Sham Comics Vol. 2 # 1 is a nice-looking package but it just didn’t work for me. Apparently there was an earlier series but I’d be willing to bet it didn’t work, either. This kind of thing—taking old comic book stories and rewriting them with silly dialogue—never really does.

It’s been done before, of course, in various places, perhaps most prominently in Marvel’s Crazy back in the 1980s.

The problem is that while many of the old comic book stories can be genuinely hilarious when read the way they were originally written, the attempts at crude modern humor and adult language are just too out of place to be actually funny.

Many stories can be MST3K’d, mind you! (Is MST3K a verb?) When my son was little, I’d read him Jerry Siegel’s over-the-top tales of Archie’s Mighty Crusaders and friends, or Myron Foss’s Captain Marvel, or even the is-it-crazy-or-is-it-brilliant Herbie! But to just take and completely rewrite a once-serious story takes a particular skill. Even Proctor and Bergman had to edit segments from different serials together to end up with the great movie, J-Men Forever.

Sham Comics offers up public domain stories beautifully drawn by Jack Kirby, Bob Powell, John Giunta, and Doug Wildey, from 1940s and ‘50s comics published by Quality, Harvey, and Avon.
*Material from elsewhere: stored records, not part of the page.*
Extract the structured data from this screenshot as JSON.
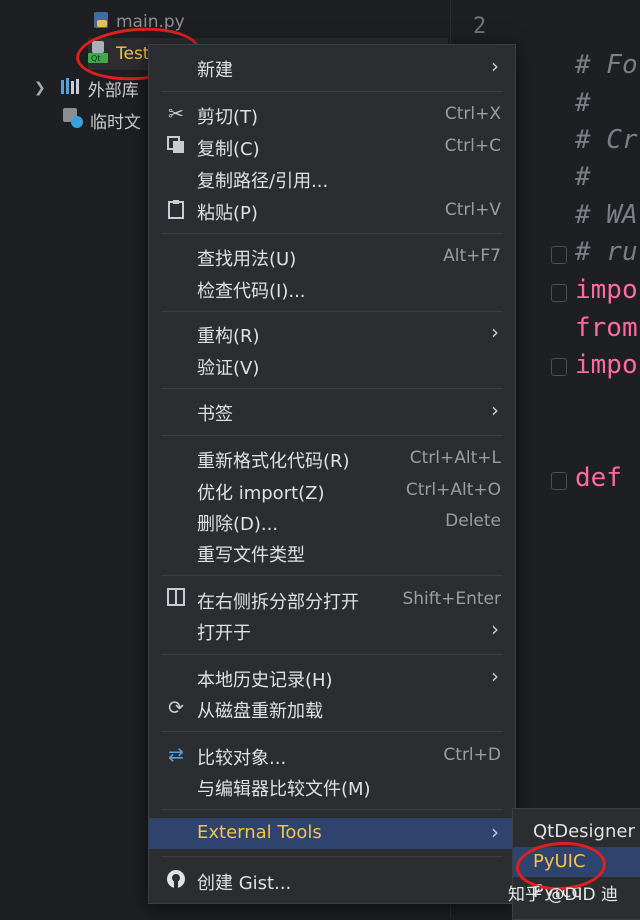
{
  "tree": {
    "items": [
      {
        "label": "main.py",
        "icon": "python-file-icon"
      },
      {
        "label": "Test",
        "icon": "qt-ui-file-icon"
      },
      {
        "label": "外部库",
        "icon": "library-icon"
      },
      {
        "label": "临时文",
        "icon": "scratch-icon"
      }
    ]
  },
  "editor": {
    "line_numbers": [
      "2"
    ],
    "lines": [
      {
        "text": "# Fo",
        "kind": "comment"
      },
      {
        "text": "#",
        "kind": "comment"
      },
      {
        "text": "# Cr",
        "kind": "comment"
      },
      {
        "text": "#",
        "kind": "comment"
      },
      {
        "text": "# WA",
        "kind": "comment"
      },
      {
        "text": "# ru",
        "kind": "comment"
      },
      {
        "text": "impo",
        "kind": "keyword"
      },
      {
        "text": "from",
        "kind": "keyword"
      },
      {
        "text": "impo",
        "kind": "keyword"
      },
      {
        "text": "def",
        "kind": "keyword"
      }
    ]
  },
  "menu": {
    "items": [
      {
        "label": "新建",
        "shortcut": "",
        "icon": "",
        "submenu": true
      },
      {
        "label": "剪切(T)",
        "shortcut": "Ctrl+X",
        "icon": "scissors-icon",
        "submenu": false
      },
      {
        "label": "复制(C)",
        "shortcut": "Ctrl+C",
        "icon": "copy-icon",
        "submenu": false
      },
      {
        "label": "复制路径/引用...",
        "shortcut": "",
        "icon": "",
        "submenu": false
      },
      {
        "label": "粘贴(P)",
        "shortcut": "Ctrl+V",
        "icon": "paste-icon",
        "submenu": false
      },
      {
        "label": "查找用法(U)",
        "shortcut": "Alt+F7",
        "icon": "",
        "submenu": false
      },
      {
        "label": "检查代码(I)...",
        "shortcut": "",
        "icon": "",
        "submenu": false
      },
      {
        "label": "重构(R)",
        "shortcut": "",
        "icon": "",
        "submenu": true
      },
      {
        "label": "验证(V)",
        "shortcut": "",
        "icon": "",
        "submenu": false
      },
      {
        "label": "书签",
        "shortcut": "",
        "icon": "",
        "submenu": true
      },
      {
        "label": "重新格式化代码(R)",
        "shortcut": "Ctrl+Alt+L",
        "icon": "",
        "submenu": false
      },
      {
        "label": "优化 import(Z)",
        "shortcut": "Ctrl+Alt+O",
        "icon": "",
        "submenu": false
      },
      {
        "label": "删除(D)...",
        "shortcut": "Delete",
        "icon": "",
        "submenu": false
      },
      {
        "label": "重写文件类型",
        "shortcut": "",
        "icon": "",
        "submenu": false
      },
      {
        "label": "在右侧拆分部分打开",
        "shortcut": "Shift+Enter",
        "icon": "split-view-icon",
        "submenu": false
      },
      {
        "label": "打开于",
        "shortcut": "",
        "icon": "",
        "submenu": true
      },
      {
        "label": "本地历史记录(H)",
        "shortcut": "",
        "icon": "",
        "submenu": true
      },
      {
        "label": "从磁盘重新加载",
        "shortcut": "",
        "icon": "reload-icon",
        "submenu": false
      },
      {
        "label": "比较对象...",
        "shortcut": "Ctrl+D",
        "icon": "compare-icon",
        "submenu": false
      },
      {
        "label": "与编辑器比较文件(M)",
        "shortcut": "",
        "icon": "",
        "submenu": false
      },
      {
        "label": "External Tools",
        "shortcut": "",
        "icon": "",
        "submenu": true,
        "selected": true
      },
      {
        "label": "创建 Gist...",
        "shortcut": "",
        "icon": "github-icon",
        "submenu": false
      }
    ]
  },
  "submenu": {
    "items": [
      {
        "label": "QtDesigner"
      },
      {
        "label": "PyUIC",
        "selected": true
      },
      {
        "label": "Pyrcc"
      }
    ]
  },
  "watermark": "知乎 @DID 迪",
  "colors": {
    "accent": "#f6c343",
    "selection": "#2e436e",
    "annotation": "#e0201e"
  }
}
As near as I can tell, none of the art has been touched or rearranged. Likewise, none of the dialogue is the original, replaced by silly toilet humor that might have been amusing when I was 10 but probably wouldn’t be to today’s 10-year-olds, who probably won’t be reading this anyway.

What I did find amusing were some fake ads for the likes of X-Rated Specs, Right-Wing T-Shirts for ex-hippies, and particularly a jarring full-page jab at Mickey Mantle, who was a baseball hero back when the real versions of these stories were being published.

As I said in the beginning, Sham Comics is a nice-looking package, but that doesn’t make it funny.